Well, the film is shot, the dives are done, the prizes have been awarded, I am once again drydocked in Dallas, and the
1997 Moluccas Marine Festival is history. The entries were outstandingly good and the judges' selections elicited
no cries of "I wuz robbed". The big winner in this festival was Monique Walker of Switzerland, with seven awards
out of a possible nineteen. A partial list of the winners is as follows: Wide Angle - 1st -Doug Hoffman of Hawaii, with
a diver with sponge; Animal Behavior - 1st -Wolfgang Fuchs of Austria, with a lizardfish being cleaned; Close-up -
1st - Monique Walker of Switzerland with a shrimp on featherstar; Best of Show - 1st -Monique Walker of
Switzerland with a shrimp on featherstar and Governor's Cup - Monique Walker of Switzerland.
The allure of prize money is certainly a reason for entering contests like these, but the real value comes in
meeting talented people from all over the world interested in a similar pursuit, in this case diving and underwater
photography. From the judges to the competitors to the organizers, I enjoyed meeting and sharing our common
interests and made friends which will last far beyond the limited time we were able to enjoy together in Ambon.
This reporter managed only a fifth place in Wide Angle, out of the money, but I still feel I came out a winner for
the new friends and experiences I shared.
After the closing ceremonies of the festival, the diving in Ambon was not finished. The trip to the near- mythical
Twilight Zone, king of the Muck Dives in Ambon, was not to be on this visit. The wind direction and velocity took
the renowned muck from the bottom and distributed it throughout the water column, and the surge just insured
no macro photography would succeed until it calmed.

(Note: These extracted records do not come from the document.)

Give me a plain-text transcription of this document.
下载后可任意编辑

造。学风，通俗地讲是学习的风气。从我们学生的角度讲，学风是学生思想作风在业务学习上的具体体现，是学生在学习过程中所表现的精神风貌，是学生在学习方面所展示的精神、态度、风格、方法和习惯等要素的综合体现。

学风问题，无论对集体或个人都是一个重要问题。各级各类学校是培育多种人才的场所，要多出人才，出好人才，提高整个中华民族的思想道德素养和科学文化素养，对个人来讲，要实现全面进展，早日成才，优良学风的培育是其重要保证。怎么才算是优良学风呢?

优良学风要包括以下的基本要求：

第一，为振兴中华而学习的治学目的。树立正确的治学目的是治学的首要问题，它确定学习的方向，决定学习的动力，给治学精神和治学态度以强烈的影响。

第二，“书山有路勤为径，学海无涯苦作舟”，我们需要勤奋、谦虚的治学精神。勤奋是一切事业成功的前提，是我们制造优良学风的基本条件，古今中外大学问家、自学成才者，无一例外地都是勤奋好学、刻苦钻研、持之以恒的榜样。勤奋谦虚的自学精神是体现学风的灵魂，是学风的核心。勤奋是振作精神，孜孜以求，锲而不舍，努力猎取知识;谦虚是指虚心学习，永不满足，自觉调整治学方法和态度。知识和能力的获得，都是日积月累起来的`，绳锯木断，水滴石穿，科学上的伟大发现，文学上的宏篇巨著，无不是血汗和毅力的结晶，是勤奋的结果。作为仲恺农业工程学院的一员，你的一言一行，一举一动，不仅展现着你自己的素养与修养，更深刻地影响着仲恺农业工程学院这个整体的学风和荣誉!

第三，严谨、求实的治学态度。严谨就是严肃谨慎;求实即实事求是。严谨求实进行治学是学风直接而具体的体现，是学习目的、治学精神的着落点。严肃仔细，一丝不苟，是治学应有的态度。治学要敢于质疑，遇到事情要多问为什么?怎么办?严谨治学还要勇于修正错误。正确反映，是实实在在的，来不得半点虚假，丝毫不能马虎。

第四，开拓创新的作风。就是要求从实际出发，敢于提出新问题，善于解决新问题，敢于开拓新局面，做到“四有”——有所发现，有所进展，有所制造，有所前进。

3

We had to resign ourselves to the normal dive sites
visited by the Ambon Dive Center; which as it turned out, were outstanding.
I finished another week with ornate ghost pipefish, blue ribbon eels, bold mantis
shrimp, bizarre-looking nudis, swarms of fusiliers, huge bump-head
parrotfish, and even a manta ray as my underwater companions and willing (mostly)

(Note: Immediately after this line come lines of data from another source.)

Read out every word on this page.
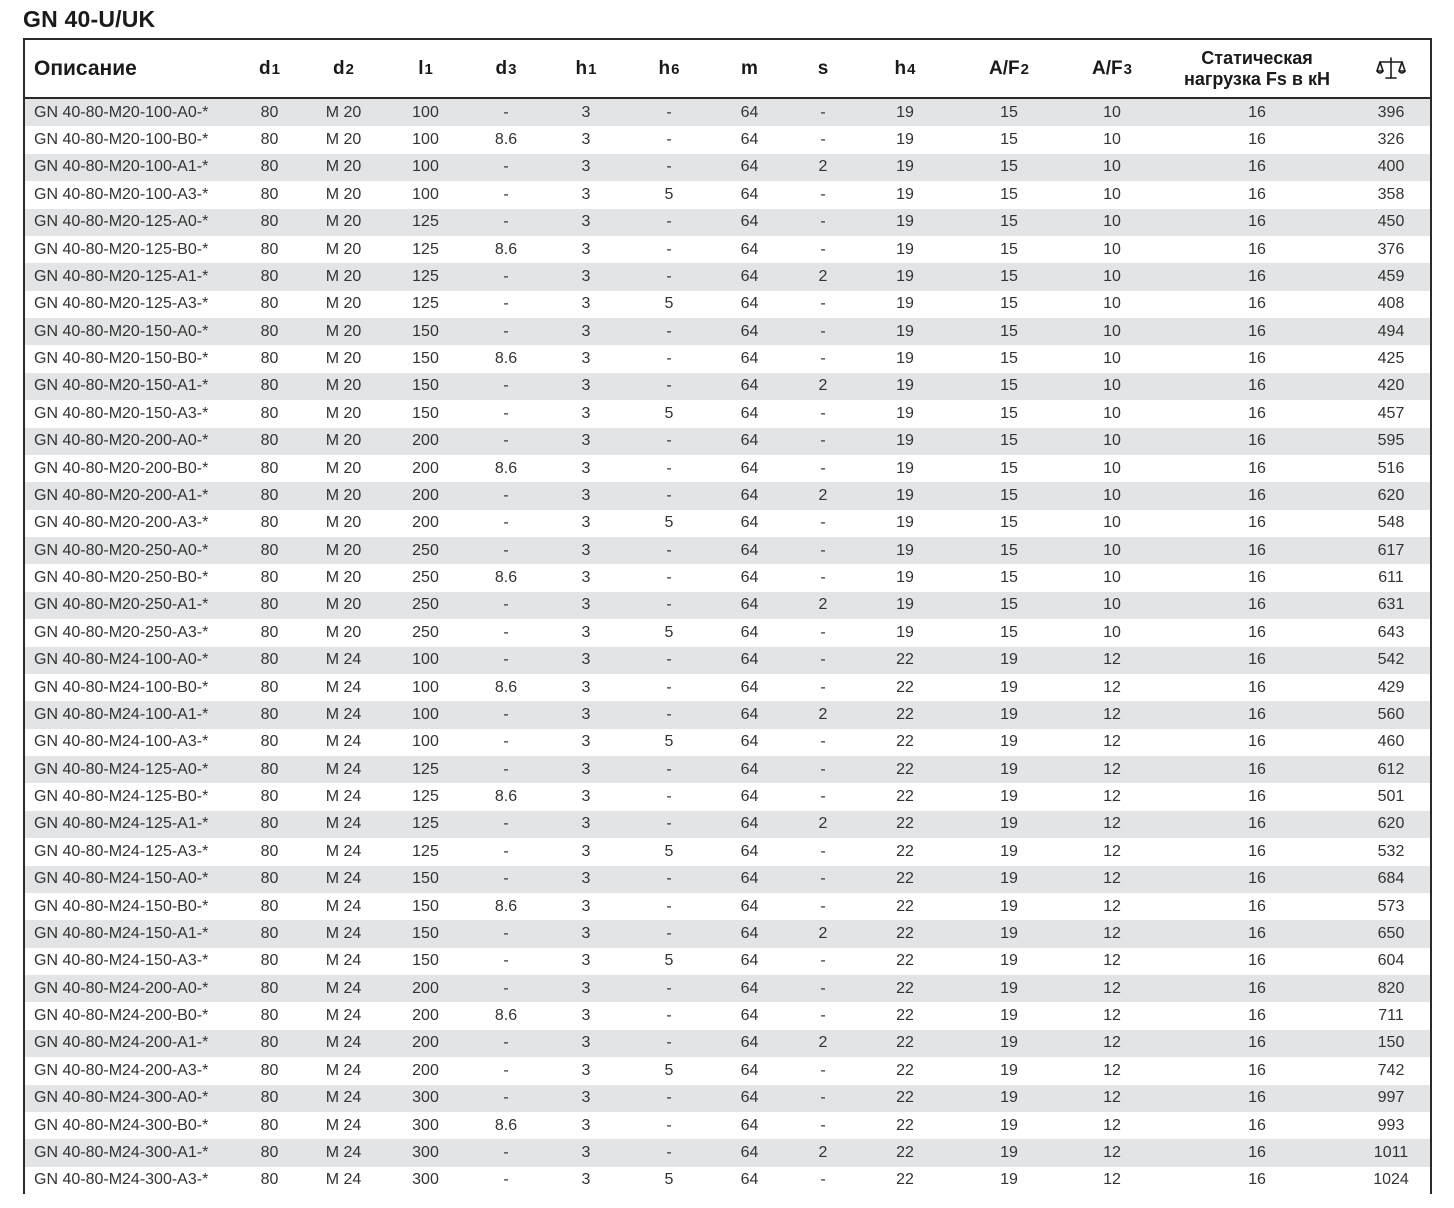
GN 40-U/UK
Описание	d1	d2	l1	d3	h1	h6	m	s	h4	A/F2	A/F3	Статическая
нагрузка Fs в кН

GN 40-80-M20-100-A0-*	80	M 20	100	-	3	-	64	-	19	15	10	16	396
GN 40-80-M20-100-B0-*	80	M 20	100	8.6	3	-	64	-	19	15	10	16	326
GN 40-80-M20-100-A1-*	80	M 20	100	-	3	-	64	2	19	15	10	16	400
GN 40-80-M20-100-A3-*	80	M 20	100	-	3	5	64	-	19	15	10	16	358
GN 40-80-M20-125-A0-*	80	M 20	125	-	3	-	64	-	19	15	10	16	450
GN 40-80-M20-125-B0-*	80	M 20	125	8.6	3	-	64	-	19	15	10	16	376
GN 40-80-M20-125-A1-*	80	M 20	125	-	3	-	64	2	19	15	10	16	459
GN 40-80-M20-125-A3-*	80	M 20	125	-	3	5	64	-	19	15	10	16	408
GN 40-80-M20-150-A0-*	80	M 20	150	-	3	-	64	-	19	15	10	16	494
GN 40-80-M20-150-B0-*	80	M 20	150	8.6	3	-	64	-	19	15	10	16	425
GN 40-80-M20-150-A1-*	80	M 20	150	-	3	-	64	2	19	15	10	16	420
GN 40-80-M20-150-A3-*	80	M 20	150	-	3	5	64	-	19	15	10	16	457
GN 40-80-M20-200-A0-*	80	M 20	200	-	3	-	64	-	19	15	10	16	595
GN 40-80-M20-200-B0-*	80	M 20	200	8.6	3	-	64	-	19	15	10	16	516
GN 40-80-M20-200-A1-*	80	M 20	200	-	3	-	64	2	19	15	10	16	620
GN 40-80-M20-200-A3-*	80	M 20	200	-	3	5	64	-	19	15	10	16	548
GN 40-80-M20-250-A0-*	80	M 20	250	-	3	-	64	-	19	15	10	16	617
GN 40-80-M20-250-B0-*	80	M 20	250	8.6	3	-	64	-	19	15	10	16	611
GN 40-80-M20-250-A1-*	80	M 20	250	-	3	-	64	2	19	15	10	16	631
GN 40-80-M20-250-A3-*	80	M 20	250	-	3	5	64	-	19	15	10	16	643
GN 40-80-M24-100-A0-*	80	M 24	100	-	3	-	64	-	22	19	12	16	542
GN 40-80-M24-100-B0-*	80	M 24	100	8.6	3	-	64	-	22	19	12	16	429
GN 40-80-M24-100-A1-*	80	M 24	100	-	3	-	64	2	22	19	12	16	560
GN 40-80-M24-100-A3-*	80	M 24	100	-	3	5	64	-	22	19	12	16	460
GN 40-80-M24-125-A0-*	80	M 24	125	-	3	-	64	-	22	19	12	16	612
GN 40-80-M24-125-B0-*	80	M 24	125	8.6	3	-	64	-	22	19	12	16	501
GN 40-80-M24-125-A1-*	80	M 24	125	-	3	-	64	2	22	19	12	16	620
GN 40-80-M24-125-A3-*	80	M 24	125	-	3	5	64	-	22	19	12	16	532
GN 40-80-M24-150-A0-*	80	M 24	150	-	3	-	64	-	22	19	12	16	684
GN 40-80-M24-150-B0-*	80	M 24	150	8.6	3	-	64	-	22	19	12	16	573
GN 40-80-M24-150-A1-*	80	M 24	150	-	3	-	64	2	22	19	12	16	650
GN 40-80-M24-150-A3-*	80	M 24	150	-	3	5	64	-	22	19	12	16	604
GN 40-80-M24-200-A0-*	80	M 24	200	-	3	-	64	-	22	19	12	16	820
GN 40-80-M24-200-B0-*	80	M 24	200	8.6	3	-	64	-	22	19	12	16	711
GN 40-80-M24-200-A1-*	80	M 24	200	-	3	-	64	2	22	19	12	16	150
GN 40-80-M24-200-A3-*	80	M 24	200	-	3	5	64	-	22	19	12	16	742
GN 40-80-M24-300-A0-*	80	M 24	300	-	3	-	64	-	22	19	12	16	997
GN 40-80-M24-300-B0-*	80	M 24	300	8.6	3	-	64	-	22	19	12	16	993
GN 40-80-M24-300-A1-*	80	M 24	300	-	3	-	64	2	22	19	12	16	1011
GN 40-80-M24-300-A3-*	80	M 24	300	-	3	5	64	-	22	19	12	16	1024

models. Oh yes, I did have a few air breathing companions, too. An attraction of
Ambon diving is the complete lack of crowds. Sites I visited three years ago are still
beautiful, and nowhere did we share this beauty with anyone not in our boat.
As an aside, I also had the rare experience of experiencing an earthquake underwater while buddying with Becca
Saunders, the head judge of the festival's underwater photo contest.

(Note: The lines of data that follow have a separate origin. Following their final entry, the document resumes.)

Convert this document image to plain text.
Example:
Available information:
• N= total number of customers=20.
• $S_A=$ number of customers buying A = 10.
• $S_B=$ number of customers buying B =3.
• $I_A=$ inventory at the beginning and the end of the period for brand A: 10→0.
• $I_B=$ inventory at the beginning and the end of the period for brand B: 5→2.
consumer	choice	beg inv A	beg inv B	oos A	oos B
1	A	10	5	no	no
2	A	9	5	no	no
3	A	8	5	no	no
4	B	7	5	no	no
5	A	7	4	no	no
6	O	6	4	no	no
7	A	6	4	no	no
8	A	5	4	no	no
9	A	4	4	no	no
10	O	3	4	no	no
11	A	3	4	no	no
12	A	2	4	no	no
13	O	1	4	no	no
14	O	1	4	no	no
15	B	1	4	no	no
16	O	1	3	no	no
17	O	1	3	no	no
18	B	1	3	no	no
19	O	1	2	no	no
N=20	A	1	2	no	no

Just a small tremor, really; but it sounded like a
boat starting up and coming over. But when we looked up, there was no boat. Later that night in a restaurant in
Ambon over some incredibly good Chinese food, the TV news announced that Ambon had felt a minor quake
that day. I guess you could say the diving was so good that the earth moved for us.
For those wanting to visit Ambon, Garuda Indonesia Airlines will begin a new route from Denpasar, Bali
direct to Ambon around the end of April. This will greatly ease the journey. Up until now,
Merpati offered the best connection available to Ambon, and did not offer a direct flight.
The potential for excess baggage charges
and somewhat irregular deparures made this a bit of an adventure. Accommodations for diving in Ambon are best
arranged through Ambon Dive Center. The Santai Beach Resort offers the best accommodations and food at this
time, and though it is not convenient walking distance, the dive center does provide transport. The Lelisa Beach
Resort, where I stayed, is a short walk to the dive center, but it suffers from a lack of maintinence. Still bearable
and a pretty property, though.
The Ambon Dive Center plans to build a resort which will offer guests a complete
package, lodging, food, and diving in one location. They have already bought the property, and will begin
construction on a forty bungalow beach resort soon.